Ghost waits for another five, six inscrutable minutes. "Actually, don't worry abou—"

It's then that the girl Angharad vaults out of her chair, hurls herself up in a bristling feline loop of spine and a shout, tearing gluey duct tape up and a panicky foxtrot clatter of furniture, and Ghost knows that this is because no one wants to die this way, alone (you know who you are; and for that he was, still is sorry) but after the canister twangs open, depressurizes on a hiss, nothing else happens— and Ghost had known about that beforehand, too. He'd found their C-4 earlier. Took some of it; rigged enough where it was, in the basement cache. So here it goes. The dropped phone whacks the floor before he can get the last word in. Something quip about hereditary monstrosity that probably would have fallen flat anyway. Stunned, father hugs daughter. Grips her tight, to run.

At least, they get started. Stands to reason, you spend so much of your life training to do it, that's the way you die.
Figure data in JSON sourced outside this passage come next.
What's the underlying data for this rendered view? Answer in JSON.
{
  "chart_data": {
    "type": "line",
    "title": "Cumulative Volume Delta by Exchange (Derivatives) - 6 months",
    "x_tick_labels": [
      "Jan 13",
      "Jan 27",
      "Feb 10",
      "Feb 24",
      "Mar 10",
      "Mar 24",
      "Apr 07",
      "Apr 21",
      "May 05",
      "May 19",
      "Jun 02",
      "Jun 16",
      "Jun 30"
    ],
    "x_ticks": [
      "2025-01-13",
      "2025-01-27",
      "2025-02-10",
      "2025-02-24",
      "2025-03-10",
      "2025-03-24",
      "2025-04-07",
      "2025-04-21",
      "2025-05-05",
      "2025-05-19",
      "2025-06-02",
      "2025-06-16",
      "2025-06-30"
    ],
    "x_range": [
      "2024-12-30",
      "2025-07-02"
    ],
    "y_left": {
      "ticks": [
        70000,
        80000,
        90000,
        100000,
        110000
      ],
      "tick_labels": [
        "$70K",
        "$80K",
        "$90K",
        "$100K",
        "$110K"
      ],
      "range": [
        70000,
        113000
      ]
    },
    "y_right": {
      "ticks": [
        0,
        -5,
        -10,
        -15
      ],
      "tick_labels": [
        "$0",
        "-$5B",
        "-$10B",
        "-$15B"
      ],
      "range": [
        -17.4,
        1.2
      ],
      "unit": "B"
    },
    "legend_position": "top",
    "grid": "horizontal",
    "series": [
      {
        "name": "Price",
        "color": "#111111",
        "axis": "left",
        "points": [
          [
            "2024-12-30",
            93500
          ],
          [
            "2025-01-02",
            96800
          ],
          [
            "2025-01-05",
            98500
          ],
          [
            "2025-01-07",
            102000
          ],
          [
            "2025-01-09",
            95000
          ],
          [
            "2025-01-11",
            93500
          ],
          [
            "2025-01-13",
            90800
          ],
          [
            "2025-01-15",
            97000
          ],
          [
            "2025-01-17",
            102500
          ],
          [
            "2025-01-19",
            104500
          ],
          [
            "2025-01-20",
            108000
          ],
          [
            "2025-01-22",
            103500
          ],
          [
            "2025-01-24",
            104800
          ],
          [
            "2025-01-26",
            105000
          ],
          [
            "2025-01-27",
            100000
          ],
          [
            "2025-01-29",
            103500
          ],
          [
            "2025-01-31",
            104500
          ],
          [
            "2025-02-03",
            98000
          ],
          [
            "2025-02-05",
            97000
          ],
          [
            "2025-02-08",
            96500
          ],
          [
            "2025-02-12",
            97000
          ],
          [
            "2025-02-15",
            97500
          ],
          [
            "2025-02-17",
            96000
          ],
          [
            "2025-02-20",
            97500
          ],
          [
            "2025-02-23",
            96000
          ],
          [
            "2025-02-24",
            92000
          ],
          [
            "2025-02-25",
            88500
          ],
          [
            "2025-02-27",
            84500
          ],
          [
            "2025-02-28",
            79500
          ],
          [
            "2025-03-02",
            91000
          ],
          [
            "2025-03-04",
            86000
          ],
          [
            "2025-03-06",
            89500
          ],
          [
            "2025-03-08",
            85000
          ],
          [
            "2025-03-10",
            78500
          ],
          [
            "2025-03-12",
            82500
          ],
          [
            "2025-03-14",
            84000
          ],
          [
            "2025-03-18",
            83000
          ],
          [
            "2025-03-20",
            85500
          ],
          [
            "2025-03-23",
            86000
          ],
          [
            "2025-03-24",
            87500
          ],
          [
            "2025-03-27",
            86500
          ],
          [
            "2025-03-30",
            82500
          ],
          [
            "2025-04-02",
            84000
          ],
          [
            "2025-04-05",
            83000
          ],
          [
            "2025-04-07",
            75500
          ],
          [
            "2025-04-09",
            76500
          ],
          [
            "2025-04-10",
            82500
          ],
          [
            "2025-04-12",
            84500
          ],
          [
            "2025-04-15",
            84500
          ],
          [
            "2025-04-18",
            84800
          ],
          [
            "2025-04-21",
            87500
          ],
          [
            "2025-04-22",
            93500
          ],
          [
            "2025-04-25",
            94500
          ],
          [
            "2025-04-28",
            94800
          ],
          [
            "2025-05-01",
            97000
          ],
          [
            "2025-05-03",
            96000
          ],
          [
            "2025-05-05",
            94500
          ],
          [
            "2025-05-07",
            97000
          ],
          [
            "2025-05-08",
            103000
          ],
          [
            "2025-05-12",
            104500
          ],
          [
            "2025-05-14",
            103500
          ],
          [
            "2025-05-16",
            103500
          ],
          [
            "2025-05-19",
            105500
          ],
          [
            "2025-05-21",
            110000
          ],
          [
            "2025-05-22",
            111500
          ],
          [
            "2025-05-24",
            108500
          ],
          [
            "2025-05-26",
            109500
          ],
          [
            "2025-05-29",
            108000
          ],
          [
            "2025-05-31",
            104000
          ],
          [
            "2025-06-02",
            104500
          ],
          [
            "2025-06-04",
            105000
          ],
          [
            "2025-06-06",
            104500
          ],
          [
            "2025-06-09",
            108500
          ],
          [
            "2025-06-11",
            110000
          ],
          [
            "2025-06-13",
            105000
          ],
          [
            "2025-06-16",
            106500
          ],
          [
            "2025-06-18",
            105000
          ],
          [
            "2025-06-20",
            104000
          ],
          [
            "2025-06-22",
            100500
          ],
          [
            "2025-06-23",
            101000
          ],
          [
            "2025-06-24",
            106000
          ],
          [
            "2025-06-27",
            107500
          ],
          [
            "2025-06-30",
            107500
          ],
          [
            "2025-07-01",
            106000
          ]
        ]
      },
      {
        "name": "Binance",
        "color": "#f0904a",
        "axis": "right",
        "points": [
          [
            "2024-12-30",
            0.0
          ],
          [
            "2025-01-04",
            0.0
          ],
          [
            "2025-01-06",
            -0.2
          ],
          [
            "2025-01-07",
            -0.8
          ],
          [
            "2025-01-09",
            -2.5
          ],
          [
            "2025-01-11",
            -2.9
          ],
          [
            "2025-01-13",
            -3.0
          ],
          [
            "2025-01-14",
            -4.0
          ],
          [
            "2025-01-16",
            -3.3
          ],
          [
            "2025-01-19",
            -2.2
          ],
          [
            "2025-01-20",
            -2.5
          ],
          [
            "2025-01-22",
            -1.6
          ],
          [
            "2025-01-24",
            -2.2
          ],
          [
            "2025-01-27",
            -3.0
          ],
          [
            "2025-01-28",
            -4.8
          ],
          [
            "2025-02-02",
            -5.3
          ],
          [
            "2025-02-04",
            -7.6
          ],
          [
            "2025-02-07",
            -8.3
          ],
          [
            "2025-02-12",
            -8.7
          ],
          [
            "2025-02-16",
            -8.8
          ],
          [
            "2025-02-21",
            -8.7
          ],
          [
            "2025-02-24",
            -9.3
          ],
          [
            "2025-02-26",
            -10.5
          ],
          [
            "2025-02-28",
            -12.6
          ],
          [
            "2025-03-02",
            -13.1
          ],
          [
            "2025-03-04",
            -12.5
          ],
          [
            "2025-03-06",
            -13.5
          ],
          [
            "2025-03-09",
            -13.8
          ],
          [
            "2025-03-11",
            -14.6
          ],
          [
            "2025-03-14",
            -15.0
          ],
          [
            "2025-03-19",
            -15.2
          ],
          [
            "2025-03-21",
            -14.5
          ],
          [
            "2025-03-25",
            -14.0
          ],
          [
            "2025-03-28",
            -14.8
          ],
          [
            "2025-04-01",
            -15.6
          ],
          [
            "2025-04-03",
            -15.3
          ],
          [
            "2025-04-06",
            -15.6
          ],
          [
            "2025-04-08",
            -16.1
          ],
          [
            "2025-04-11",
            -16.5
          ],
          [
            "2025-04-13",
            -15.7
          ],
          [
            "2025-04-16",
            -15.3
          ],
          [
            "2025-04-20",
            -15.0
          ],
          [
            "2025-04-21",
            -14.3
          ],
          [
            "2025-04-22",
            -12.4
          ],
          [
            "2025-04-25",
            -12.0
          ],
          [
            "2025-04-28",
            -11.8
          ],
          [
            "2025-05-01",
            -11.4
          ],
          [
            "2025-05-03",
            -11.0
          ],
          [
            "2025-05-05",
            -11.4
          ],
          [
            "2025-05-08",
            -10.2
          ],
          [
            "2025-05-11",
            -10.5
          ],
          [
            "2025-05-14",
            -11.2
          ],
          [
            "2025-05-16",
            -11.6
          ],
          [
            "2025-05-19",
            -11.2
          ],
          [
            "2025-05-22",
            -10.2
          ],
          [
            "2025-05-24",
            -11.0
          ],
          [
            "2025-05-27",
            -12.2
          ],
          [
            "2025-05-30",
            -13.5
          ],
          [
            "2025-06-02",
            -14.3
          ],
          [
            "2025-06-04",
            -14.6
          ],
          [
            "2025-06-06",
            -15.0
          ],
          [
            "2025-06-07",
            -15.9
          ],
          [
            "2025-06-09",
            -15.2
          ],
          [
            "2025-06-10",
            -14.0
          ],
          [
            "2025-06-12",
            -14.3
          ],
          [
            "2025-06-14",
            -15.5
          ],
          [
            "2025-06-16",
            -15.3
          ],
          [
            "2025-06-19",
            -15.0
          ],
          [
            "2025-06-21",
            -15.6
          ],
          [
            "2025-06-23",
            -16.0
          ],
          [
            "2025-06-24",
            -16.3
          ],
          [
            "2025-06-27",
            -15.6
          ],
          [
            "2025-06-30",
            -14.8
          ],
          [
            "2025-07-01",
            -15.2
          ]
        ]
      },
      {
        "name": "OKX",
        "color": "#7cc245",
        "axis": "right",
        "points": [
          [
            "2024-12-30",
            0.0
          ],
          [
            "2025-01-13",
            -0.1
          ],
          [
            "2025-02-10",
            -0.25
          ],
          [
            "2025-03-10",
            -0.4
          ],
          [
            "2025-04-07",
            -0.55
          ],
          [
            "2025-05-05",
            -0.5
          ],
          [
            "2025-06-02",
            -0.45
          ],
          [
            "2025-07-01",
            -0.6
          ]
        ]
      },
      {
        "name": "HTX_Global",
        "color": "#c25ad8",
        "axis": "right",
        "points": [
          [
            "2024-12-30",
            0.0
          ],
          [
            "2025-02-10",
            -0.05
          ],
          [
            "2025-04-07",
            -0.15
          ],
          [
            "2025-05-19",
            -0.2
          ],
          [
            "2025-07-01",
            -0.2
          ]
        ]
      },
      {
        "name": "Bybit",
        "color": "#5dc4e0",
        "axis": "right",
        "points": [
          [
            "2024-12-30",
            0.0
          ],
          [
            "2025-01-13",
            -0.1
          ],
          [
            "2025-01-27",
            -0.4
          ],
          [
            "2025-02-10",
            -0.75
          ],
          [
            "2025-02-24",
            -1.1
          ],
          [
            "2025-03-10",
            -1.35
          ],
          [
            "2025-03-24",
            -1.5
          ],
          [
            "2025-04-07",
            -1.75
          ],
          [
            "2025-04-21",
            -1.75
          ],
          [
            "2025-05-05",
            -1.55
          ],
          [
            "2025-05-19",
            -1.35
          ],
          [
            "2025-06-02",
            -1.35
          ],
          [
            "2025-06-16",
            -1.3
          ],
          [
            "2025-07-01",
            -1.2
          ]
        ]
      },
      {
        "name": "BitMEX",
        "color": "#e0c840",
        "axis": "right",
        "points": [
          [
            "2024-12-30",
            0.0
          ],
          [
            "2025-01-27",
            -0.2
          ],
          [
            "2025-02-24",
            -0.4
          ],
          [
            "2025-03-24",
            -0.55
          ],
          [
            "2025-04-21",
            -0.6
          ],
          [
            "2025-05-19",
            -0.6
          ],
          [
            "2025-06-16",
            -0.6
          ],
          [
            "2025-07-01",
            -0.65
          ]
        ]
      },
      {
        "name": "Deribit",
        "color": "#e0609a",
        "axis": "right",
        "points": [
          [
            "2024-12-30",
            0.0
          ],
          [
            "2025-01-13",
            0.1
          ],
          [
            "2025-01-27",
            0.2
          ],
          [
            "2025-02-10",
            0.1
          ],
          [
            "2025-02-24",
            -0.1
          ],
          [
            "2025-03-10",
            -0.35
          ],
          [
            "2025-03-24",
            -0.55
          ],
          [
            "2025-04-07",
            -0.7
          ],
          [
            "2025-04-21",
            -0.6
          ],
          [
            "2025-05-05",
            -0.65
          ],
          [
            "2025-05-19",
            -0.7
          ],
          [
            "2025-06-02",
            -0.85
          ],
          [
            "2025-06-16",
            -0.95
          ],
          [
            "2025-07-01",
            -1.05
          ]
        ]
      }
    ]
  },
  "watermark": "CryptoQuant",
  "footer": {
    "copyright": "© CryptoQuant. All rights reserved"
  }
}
A rip-roaring light fills up the house, and overflows it, pushing the windows out into the night, scorching the ceiling before that, too, bursts out above the iron plumbing, threshed curtains, floorboards, and pinwheeling furniture like the organelles of a lysed cell. Neighbors awaken in an uproar of fleeting cries and uncertain consciousness. Black smoke stains the stars out of sight. Ghost hangs up and shoulders out of the boothe. Looking across the block at the same time as the dozens of other nocturnal pedestrians, he has to bite his teeth against the strangest conviction that the sky is going to fall in.